Laws Punishing Drug Use During Pregnancy Likely Worsen Health Outcomes

March 18, 2024

Contrary to some claims, laws that criminalize or otherwise punish drug use during pregnancy are more likely to worsen rather than improve health outcomes, according to a paper by researchers at Columbia University Mailman School of Public Health. The study is the first to systematically review the literature on punitive prenatal drug laws—an increasingly common state policy strategy for addressing rising rates of prenatal drug use. The findings are published in the International Journal of Drug Policy.

The authors collected data on the number of states with laws that explicitly allow criminal prosecution, involuntary commitment, or revoke custody rights following allegations of drug use during pregnancy. They then evaluated existing studies testing whether the enactment of such laws was associated with health improvements, either for pregnant people themselves or their babies.

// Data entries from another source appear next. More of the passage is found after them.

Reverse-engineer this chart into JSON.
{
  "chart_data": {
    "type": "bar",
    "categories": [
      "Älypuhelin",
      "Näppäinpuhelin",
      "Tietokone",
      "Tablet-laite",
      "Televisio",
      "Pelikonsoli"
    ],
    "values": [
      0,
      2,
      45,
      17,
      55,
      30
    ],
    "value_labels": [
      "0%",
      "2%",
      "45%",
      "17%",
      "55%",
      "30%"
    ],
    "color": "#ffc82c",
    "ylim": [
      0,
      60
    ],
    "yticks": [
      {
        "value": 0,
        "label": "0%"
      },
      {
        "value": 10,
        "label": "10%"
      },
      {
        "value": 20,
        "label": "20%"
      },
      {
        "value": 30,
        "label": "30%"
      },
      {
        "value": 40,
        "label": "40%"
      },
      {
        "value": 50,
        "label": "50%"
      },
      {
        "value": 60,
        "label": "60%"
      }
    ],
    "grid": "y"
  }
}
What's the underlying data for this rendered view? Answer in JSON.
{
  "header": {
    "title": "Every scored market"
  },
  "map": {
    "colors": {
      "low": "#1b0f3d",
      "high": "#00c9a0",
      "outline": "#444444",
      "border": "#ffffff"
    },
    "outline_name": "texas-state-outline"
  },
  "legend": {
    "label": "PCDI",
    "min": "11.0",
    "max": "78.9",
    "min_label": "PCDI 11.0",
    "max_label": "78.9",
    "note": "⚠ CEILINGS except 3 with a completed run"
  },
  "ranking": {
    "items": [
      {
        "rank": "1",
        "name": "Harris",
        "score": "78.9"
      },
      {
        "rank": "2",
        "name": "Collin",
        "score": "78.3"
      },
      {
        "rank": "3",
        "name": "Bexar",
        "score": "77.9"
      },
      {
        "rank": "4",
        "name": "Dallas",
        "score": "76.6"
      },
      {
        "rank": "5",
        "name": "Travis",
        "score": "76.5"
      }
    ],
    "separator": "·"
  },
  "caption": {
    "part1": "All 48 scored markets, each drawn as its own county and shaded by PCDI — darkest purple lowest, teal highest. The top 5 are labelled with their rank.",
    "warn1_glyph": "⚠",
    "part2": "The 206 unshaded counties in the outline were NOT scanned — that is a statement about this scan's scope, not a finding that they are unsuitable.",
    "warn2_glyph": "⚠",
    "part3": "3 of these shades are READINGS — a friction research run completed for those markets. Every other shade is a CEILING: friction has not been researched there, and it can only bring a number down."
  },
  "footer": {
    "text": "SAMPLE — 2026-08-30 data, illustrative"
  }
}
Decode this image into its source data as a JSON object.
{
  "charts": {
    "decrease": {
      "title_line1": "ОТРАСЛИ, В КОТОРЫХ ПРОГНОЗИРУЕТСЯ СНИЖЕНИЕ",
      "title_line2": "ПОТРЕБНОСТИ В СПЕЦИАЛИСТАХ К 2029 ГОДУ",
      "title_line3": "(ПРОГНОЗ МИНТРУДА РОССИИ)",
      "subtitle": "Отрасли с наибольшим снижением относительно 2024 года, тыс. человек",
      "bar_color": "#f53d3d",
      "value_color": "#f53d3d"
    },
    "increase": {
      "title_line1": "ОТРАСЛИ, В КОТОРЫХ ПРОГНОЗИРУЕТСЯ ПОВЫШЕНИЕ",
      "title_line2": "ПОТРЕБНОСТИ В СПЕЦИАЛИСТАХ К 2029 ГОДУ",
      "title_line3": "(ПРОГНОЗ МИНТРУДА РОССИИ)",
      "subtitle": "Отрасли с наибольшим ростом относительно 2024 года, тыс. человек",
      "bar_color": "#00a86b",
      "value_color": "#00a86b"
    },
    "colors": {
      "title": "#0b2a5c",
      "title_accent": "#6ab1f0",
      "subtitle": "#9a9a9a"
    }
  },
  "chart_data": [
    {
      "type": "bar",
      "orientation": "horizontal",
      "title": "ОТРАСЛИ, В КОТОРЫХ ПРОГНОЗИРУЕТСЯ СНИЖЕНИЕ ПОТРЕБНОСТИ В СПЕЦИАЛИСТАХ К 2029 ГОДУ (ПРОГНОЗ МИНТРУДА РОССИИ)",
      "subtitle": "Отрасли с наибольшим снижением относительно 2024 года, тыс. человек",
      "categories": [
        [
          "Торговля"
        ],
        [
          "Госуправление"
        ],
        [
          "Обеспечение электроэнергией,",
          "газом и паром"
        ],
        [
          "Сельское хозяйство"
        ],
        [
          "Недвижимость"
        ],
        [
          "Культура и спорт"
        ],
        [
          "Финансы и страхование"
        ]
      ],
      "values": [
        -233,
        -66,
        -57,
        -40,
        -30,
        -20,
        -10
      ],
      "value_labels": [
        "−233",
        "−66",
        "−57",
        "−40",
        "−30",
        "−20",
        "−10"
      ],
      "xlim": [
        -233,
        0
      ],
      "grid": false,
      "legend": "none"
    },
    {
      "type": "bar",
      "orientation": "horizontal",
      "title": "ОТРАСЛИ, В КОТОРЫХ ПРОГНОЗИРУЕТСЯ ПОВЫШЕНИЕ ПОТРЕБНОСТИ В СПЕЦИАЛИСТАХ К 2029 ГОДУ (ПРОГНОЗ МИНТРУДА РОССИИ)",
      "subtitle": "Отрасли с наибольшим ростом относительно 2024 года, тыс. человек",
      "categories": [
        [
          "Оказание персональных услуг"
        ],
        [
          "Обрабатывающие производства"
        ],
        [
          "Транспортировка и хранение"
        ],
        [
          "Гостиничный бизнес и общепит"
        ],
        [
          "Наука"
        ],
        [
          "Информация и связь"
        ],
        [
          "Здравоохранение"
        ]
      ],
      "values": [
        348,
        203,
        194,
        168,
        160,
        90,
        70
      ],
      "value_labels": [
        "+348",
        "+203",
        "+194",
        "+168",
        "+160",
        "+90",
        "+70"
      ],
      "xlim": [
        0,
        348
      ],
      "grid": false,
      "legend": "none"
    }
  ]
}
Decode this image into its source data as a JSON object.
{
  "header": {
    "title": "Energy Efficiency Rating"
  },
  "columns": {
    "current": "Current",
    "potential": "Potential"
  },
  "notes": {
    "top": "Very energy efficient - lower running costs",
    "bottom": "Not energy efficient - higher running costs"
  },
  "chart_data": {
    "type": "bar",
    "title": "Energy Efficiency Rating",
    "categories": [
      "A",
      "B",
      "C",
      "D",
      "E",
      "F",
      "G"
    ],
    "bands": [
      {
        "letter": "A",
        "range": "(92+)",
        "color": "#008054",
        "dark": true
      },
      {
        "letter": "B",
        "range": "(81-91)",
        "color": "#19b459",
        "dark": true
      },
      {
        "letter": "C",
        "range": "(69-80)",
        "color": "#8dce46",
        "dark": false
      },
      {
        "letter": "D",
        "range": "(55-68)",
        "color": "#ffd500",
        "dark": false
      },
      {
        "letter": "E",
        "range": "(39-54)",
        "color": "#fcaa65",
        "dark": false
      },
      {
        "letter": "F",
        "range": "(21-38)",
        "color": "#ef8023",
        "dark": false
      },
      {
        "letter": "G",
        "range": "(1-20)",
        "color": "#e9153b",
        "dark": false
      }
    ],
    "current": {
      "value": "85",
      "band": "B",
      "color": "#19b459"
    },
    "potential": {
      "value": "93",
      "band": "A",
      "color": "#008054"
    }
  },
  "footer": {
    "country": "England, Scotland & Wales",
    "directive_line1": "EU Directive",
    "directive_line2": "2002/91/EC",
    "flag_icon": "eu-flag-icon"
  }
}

The authors reviewed four studies tested whether the adoption of punitive laws was associated with reductions in neonatal drug withdrawal syndrome (NDWS)—a condition that can occur after exposure to opioids and other drugs in utero. Two of the studies found little change, while the two others found increased NWDS after a punitive law was adopted. 

“There has been considerable concern from within legal, medical, and public health communities that punitive prenatal drug policies might increase potential harms. Our findings support this premise and suggest that such approaches constitute ineffective policy,” said lead author Emilie Bruzelius, PhD, a postdoctoral research fellow in the Department of Epidemiology.

“Identifying effective policy strategies to support pregnant people with drug use disorder outside of the criminal-legal system is an important priority,” noted Silvia S. Martins, MD, PhD, professor of Epidemiology at Columbia Mailman School, and senior author.

Co-authors include Melanie S. Askari, Sandhya Kajeepta, Lisa Bates, Seth J. Prins, Columbia Mailman School of Public Health; Kristen Underhill, Cornell University Law School; and Marian Jarlenski, Pittsburgh School of Public Health.

The study was supported by the National Institutes on Drug Abuse (DA045872, DA053745, DA031099).